Peyman, his sister and his grandfather had just been murdered—bombed by the Revolutionary Guards.
Iran, 1980: Ayatollah Khomeini
At last, I had the opportunity to photograph Ayatollah Khomeini in an intimate, private setting. This would be my chance to try to gain some understanding of this man who had become such a powerful enigma. He was sitting in a bare room, which had no past or future, no history or memory. I had time to take only three photos. Then he cut me off, saying harshly, “I’m tired.” Throughout our session, he never looked me in the eye. I had sought his gaze to silence a doubt that had lurked in me since his return to Iran a year earlier. When he arrived, a reporter had asked him what he felt about being back after 15 years of exile. His reply, “Nothing.”

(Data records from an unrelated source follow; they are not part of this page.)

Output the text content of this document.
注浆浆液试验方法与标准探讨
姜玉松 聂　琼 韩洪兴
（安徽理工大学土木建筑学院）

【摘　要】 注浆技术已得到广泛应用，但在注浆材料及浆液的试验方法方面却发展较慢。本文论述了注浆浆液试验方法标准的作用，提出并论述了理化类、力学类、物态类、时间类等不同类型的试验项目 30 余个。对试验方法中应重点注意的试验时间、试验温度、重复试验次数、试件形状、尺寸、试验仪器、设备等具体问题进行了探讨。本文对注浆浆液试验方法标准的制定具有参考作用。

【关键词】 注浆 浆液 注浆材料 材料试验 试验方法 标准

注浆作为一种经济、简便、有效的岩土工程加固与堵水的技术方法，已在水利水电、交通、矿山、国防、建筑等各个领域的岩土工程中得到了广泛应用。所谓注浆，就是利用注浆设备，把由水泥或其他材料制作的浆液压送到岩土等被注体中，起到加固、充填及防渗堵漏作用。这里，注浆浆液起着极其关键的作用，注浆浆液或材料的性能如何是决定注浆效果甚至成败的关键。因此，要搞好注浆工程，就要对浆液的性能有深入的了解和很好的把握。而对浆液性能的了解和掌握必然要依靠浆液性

He was the symbol of hope for an entire nation. We had risen up against the shah in a revolution that had erupted spontaneously throughout the country. But after my brief encounter with Khomeini, the doubt I felt gave way to the certainty that a fist was about to come down on our dreams of justice and freedom.
A year after I took this photo, I left Iran, forced into exile. Earlier I had been arrested by the shah’s secret police for being a dissident. I was imprisoned for three years and tortured for five months. Now, because of my photographs showing the repression carried out by Khomeini’s regime, I was under threat from his government and had to flee. In the years since then, I have been a nomad searching for a part of my homeland in every country I visit—a quest that is like picking up and reassembling the scattered pieces of a puzzle. My camera is always looking for the truth that often hides in the shadows of events.
Iran, Kurdistan, 1980
Kurdish house bombarded by Iranian Revolutionary Guards.
Cemetery, Iran, 1981
In writing about his journey to becoming a photographer in Iran and his departure from his country, Reza observes that “Iran had become a huge cemetery, where figures dressed in black wandered among the tombs.”
2 Responses to
A Visual Witness to Iran’s Revolution
Mahasti says:
June 25, 2009 at 12:19pm
The photo essay on Khomeini is too chilling for words.
Casey Brown-Myers says:
June 20, 2009 at 1:33am
What a fantastic essay of photos of history.